Jacques François Anatole Thibault, grande letterato e scrittore francese, nonché Premio Nobel per la letteratura, considerava lo Stato come il corpo umano e sosteneva che non tutte le azioni compiute dal medesimo fossero nobili. Tale assunto calza perfettamente con il pensiero dei genitori di Giulio Regeni torturato e assassinato in Egitto all’inizio del 2016. Dopo quattro lunghissimi anni, ormai stanchi e avviliti, ricevono un’ulteriore “mazzata” dalla vendita all’Egitto di due fregate italiane, approvata dal governo in carica. “Lo Stato italiano ci ha tradito. Siamo stati traditi dal fuoco amico, non dall’Egitto”. Come non comprendere il loro stato d’animo? Proviamo solo per pochi minuti a metterci nei loro panni.

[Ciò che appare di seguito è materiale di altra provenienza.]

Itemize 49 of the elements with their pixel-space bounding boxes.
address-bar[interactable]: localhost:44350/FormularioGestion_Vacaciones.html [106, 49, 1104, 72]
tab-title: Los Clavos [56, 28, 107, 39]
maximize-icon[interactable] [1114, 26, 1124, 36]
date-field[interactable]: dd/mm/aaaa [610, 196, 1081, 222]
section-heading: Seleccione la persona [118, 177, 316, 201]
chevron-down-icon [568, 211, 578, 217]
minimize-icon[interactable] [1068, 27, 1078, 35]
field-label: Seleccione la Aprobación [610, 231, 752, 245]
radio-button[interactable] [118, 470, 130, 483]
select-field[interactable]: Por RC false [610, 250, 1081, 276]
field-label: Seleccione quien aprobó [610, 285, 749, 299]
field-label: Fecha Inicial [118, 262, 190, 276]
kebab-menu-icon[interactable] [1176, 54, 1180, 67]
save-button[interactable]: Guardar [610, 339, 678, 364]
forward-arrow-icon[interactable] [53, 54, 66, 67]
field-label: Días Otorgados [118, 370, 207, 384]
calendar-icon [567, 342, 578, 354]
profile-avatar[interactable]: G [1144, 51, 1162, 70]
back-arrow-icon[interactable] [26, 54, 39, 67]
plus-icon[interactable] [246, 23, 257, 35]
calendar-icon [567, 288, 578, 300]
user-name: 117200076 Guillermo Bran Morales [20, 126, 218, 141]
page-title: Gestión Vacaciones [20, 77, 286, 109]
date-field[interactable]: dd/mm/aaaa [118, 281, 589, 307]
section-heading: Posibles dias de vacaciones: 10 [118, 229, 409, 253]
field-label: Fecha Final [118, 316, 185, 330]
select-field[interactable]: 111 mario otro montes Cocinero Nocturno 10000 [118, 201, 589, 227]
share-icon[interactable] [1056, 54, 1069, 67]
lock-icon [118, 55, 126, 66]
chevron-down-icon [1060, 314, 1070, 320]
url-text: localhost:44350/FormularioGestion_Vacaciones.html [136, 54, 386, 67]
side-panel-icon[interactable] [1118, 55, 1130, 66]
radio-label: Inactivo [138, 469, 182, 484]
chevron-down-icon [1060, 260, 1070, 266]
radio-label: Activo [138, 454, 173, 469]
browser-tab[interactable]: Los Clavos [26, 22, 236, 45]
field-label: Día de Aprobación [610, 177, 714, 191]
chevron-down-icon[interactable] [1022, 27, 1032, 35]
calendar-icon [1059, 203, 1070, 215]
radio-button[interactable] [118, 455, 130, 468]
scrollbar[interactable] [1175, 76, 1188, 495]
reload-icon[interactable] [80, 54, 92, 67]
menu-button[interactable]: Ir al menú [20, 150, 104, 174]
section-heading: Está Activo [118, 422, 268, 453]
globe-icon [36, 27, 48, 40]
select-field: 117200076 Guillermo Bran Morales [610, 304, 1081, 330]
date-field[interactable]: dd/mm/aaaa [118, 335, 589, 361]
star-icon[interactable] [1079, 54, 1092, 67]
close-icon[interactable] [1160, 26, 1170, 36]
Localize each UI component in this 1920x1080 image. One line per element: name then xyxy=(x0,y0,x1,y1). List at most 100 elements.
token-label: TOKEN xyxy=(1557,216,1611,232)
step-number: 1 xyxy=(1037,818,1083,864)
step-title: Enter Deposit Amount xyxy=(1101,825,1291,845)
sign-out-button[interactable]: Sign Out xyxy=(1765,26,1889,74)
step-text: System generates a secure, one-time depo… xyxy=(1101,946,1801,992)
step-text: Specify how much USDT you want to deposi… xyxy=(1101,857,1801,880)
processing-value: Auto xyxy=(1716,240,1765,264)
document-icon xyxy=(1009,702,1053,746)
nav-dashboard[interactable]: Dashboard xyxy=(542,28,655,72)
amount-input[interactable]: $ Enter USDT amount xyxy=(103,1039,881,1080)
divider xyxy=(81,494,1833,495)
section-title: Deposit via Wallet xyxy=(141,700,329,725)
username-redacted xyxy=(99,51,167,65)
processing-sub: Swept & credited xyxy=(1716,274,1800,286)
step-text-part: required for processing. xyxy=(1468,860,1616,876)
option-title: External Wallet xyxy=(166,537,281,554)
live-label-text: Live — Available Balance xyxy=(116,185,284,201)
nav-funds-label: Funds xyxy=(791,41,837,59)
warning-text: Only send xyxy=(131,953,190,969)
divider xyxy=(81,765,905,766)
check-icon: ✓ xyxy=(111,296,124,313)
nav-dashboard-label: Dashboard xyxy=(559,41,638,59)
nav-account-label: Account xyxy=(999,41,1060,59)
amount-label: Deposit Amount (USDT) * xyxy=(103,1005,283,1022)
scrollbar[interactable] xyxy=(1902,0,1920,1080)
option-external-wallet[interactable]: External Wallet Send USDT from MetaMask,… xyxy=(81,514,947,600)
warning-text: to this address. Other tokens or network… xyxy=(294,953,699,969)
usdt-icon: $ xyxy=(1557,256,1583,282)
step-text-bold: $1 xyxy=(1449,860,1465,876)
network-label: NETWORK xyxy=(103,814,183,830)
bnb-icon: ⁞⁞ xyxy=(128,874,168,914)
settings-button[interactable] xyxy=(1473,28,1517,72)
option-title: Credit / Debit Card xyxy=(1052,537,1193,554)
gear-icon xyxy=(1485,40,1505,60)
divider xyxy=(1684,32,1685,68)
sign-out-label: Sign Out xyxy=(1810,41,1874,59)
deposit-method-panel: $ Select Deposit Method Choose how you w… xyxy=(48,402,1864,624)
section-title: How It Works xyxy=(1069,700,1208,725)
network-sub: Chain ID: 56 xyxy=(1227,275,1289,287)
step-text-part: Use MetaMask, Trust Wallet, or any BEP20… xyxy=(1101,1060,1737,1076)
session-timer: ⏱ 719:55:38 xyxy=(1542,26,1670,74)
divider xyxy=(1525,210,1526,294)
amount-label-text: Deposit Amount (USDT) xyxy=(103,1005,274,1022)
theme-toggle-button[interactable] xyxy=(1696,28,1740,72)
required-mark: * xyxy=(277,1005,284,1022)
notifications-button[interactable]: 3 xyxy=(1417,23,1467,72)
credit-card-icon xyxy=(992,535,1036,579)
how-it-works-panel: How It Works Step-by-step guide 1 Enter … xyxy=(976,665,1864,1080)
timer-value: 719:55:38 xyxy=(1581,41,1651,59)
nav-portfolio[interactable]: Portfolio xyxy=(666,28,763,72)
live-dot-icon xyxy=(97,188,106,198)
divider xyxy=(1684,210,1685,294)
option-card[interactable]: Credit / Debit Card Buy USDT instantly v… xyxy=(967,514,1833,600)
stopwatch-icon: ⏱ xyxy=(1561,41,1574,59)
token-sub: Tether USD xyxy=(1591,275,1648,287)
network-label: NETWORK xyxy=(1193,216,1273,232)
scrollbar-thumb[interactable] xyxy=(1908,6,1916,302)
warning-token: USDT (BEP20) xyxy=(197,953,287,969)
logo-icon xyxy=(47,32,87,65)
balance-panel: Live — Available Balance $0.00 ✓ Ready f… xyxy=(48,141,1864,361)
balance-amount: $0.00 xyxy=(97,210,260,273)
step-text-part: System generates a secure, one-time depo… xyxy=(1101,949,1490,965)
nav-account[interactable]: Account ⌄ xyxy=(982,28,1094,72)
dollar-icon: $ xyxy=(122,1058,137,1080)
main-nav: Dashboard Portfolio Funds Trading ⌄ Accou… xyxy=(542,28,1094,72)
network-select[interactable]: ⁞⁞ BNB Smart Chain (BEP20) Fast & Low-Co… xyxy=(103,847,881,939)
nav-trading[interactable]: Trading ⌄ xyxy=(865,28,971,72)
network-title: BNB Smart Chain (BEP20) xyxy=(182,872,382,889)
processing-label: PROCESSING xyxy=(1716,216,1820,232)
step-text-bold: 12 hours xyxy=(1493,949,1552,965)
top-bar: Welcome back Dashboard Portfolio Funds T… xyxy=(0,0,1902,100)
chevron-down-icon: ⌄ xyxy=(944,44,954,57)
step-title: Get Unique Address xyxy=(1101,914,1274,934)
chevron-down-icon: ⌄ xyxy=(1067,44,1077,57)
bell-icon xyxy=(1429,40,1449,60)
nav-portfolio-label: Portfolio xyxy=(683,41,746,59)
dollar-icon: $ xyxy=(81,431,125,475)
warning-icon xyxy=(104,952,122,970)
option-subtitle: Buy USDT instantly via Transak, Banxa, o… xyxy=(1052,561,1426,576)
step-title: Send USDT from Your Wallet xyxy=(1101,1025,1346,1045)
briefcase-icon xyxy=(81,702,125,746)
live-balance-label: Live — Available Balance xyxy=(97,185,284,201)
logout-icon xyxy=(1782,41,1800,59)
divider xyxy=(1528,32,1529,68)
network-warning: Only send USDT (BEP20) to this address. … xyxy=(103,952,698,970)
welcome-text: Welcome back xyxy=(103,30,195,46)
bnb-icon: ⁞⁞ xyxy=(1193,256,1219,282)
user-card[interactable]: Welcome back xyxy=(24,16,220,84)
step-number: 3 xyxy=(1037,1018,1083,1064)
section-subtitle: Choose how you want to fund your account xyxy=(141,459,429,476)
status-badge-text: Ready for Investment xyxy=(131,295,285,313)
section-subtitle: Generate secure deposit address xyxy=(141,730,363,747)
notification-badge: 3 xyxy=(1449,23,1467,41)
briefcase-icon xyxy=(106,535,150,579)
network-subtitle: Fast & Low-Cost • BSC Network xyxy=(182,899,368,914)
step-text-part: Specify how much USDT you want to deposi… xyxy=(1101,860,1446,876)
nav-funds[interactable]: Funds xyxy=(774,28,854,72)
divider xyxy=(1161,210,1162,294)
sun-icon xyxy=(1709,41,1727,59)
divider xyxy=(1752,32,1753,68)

L’Italia ha dato il via libera, quattro giorni fa, alla vendita di due fregate all’Egitto. Si tratta di due navi della Marina Militare Italiana, le ultime due delle dieci ordinate, per un valore stimato di circa 1,2 miliardi di euro.
L’affare fa parte di una commessa ancora più ampia per un valore totale di circa dodici miliardi di euro. Forse è giuridicamente, politicamente, ed economicamente corretto fare affari con un regime che ha coperto gli assassini di un ragazzo di ventotto anni. Esiste tuttavia una morale ed esistono due genitori che attendono giustizia. Come diceva il grande Sandro Pertini: “Non esiste una moralità pubblica e una moralità privata. La moralità è una sola e vale per tutte le manifestazioni della vita. E chi approfitta della politica per guadagnare poltrone o prebende non è un politico. È un affarista, un disonesto”. “Qualsiasi opinione della famiglia merita rispetto” ma lo meritano “anche gli sforzi del governo italiano che sono stati sempre incessanti per chiedere in ogni occasione possibile l’accertamento della verità nei confronti dell’Egitto”. Così il premier Giuseppe Conte. Eh no, troppo comodo.
La morale ci dice quello che dobbiamo fare. E proprio secondo questo principio che mi sono chiesto, ma Giuseppe Conte, Presidente del Consiglio e Luigi Di Maio, Ministro degli Esteri, avranno trovato due minuti per chiamare i genitori di Giulio Regeni? Se non l’hanno fatto, il loro è un silenzio colpevole perché il senso d’umanità comincia a sgretolarsi quando diventiamo silenziosi sulle cose che contano. Ecco, noi non siamo silenziosi e chiediamo e gridiamo a squarciagola due parole: “giustizia” e “verità”, com’è stampato sul manifesto giallo dove Giulio Regeni sorride.